What gets ugly in JavaScript, is when you have multple and/or conditions that you are trying to meet.

if(a == b || b > 14 && c < a || b != d){
  //...
}

This becomes unreadable, and I have no objection to defining a variable that helps indicate the condition.

var isValidObj = false;
if(cond_x) isValidObj = true;
if(cond_y) isValidObj = true;
if(cond_z) isValidObj = true;

then the actual if statement...

if(isValidObj){
  //do stuff here...
}

As for the original post topic, "macros", what exactly are you after? I would take the power of JavaScript over what is usually limited functionality of macros any day.

Jani Hartikainen April 30, 2008

In my opinion this is a two-sided sword: Macros can provide some nice uses as you highlighted, but on the other hand, they can make the code a maintenance-hell.

You could easily think "Hey, this is a cool macro!" and go totally overboard, making the code difficult to understand because of the new syntax you made up that no one else has seen before.

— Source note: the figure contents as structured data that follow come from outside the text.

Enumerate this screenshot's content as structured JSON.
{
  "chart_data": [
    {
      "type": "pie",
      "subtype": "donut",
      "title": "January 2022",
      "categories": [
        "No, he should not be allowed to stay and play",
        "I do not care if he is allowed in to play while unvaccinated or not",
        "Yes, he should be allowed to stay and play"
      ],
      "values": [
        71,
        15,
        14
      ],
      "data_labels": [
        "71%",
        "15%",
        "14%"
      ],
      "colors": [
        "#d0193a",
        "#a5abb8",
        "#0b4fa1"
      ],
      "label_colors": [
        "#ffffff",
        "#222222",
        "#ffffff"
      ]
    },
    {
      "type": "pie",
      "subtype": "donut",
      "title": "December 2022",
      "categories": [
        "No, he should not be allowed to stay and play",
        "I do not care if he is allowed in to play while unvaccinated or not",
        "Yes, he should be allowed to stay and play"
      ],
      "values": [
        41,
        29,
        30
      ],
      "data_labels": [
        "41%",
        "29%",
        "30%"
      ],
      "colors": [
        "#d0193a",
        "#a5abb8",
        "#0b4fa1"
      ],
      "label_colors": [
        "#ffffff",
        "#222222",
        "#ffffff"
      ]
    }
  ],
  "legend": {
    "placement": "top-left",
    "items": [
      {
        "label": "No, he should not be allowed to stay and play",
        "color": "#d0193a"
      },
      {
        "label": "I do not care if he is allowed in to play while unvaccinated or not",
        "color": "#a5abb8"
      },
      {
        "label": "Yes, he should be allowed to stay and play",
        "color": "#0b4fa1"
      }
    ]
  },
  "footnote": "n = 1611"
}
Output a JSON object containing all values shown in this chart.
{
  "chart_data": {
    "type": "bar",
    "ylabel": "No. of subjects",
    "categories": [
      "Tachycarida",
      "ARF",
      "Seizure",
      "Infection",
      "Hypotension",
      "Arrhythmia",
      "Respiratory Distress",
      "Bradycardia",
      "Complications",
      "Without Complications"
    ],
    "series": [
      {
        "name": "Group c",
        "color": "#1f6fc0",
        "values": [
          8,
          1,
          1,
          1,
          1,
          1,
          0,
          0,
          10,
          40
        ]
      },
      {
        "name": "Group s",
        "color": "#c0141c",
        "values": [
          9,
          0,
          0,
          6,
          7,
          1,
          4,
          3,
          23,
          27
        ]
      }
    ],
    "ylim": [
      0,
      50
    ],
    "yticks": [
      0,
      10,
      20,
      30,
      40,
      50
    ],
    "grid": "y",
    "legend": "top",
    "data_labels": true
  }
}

Peter Michaux April 30, 2008

Jani,

Yes macros could make a mess of things if used poorly...but so can closures, mutable objects, global variables, etc. Powerful languages require programming with good taste.

Peter Michaux May 3, 2008

David,

I've updated the article to make it more clear that unless is simply an example macro. I'm not sure what you mean by the "usually limited functionality of macros". To me they seem to be quite the opposite. They allow the developer to extend the language's syntax!

Dan Evans May 5, 2008

I realize that the unless example is not really the point of the article, but what's wrong with writing example 2 as:

unless(conditional, function(){
    statements;
});

where unless is

var unless = function(conditional, statements) {
  if (!conditional) {
    return statements();
  }
}

Maybe that is not your indentation of choice, to me it is most similar to how the if syntax would normally look. My question mainly arises because wrapping the conditional variable in a function literal is what makes this solution look clunky to me. Why is it necessary? (I tested it briefly in the firebug console and it seems to work without the function literal just fine...)

Peter Michaux May 5, 2008

Dan,

I think some of the real-world examples I have in code that make me want macros are why I wrapped the conditional in a function. You are right that your code is cleaner and I've updated the article to use your code. Thanks.

rabidsnail January 26, 2009

Problem:

If you can extend the syntax of javascript then you can make languages other than javascript parseable. For example, you could write a macro to rewrite <foo><bar>baz</bar></baz> as foo(bar(baz)). Then you could get around the single origin policy by loading xml with <script> tags. That would totally break the security model.

Luc Traonmilin August 25, 2009

you can also do:

function unless(condition) {
   return function() {
       if (!condition) {
           arguments[0]();
       }
   }
}

and call it that way:

unless(false)(function() { alert("ok"); });
Red Daly August 3, 2010

You could always just used Parenscript, which has lisp-style macros and compiles to Javascript. This is my preferred option.

You could also introduce a pre-processing step for Javascript to define macros. The problem that most non-lisp languages encounter with macro definition is handling a complex syntax tree in the macro-processing stage. In lisp, the syntax tree is mostly list processing.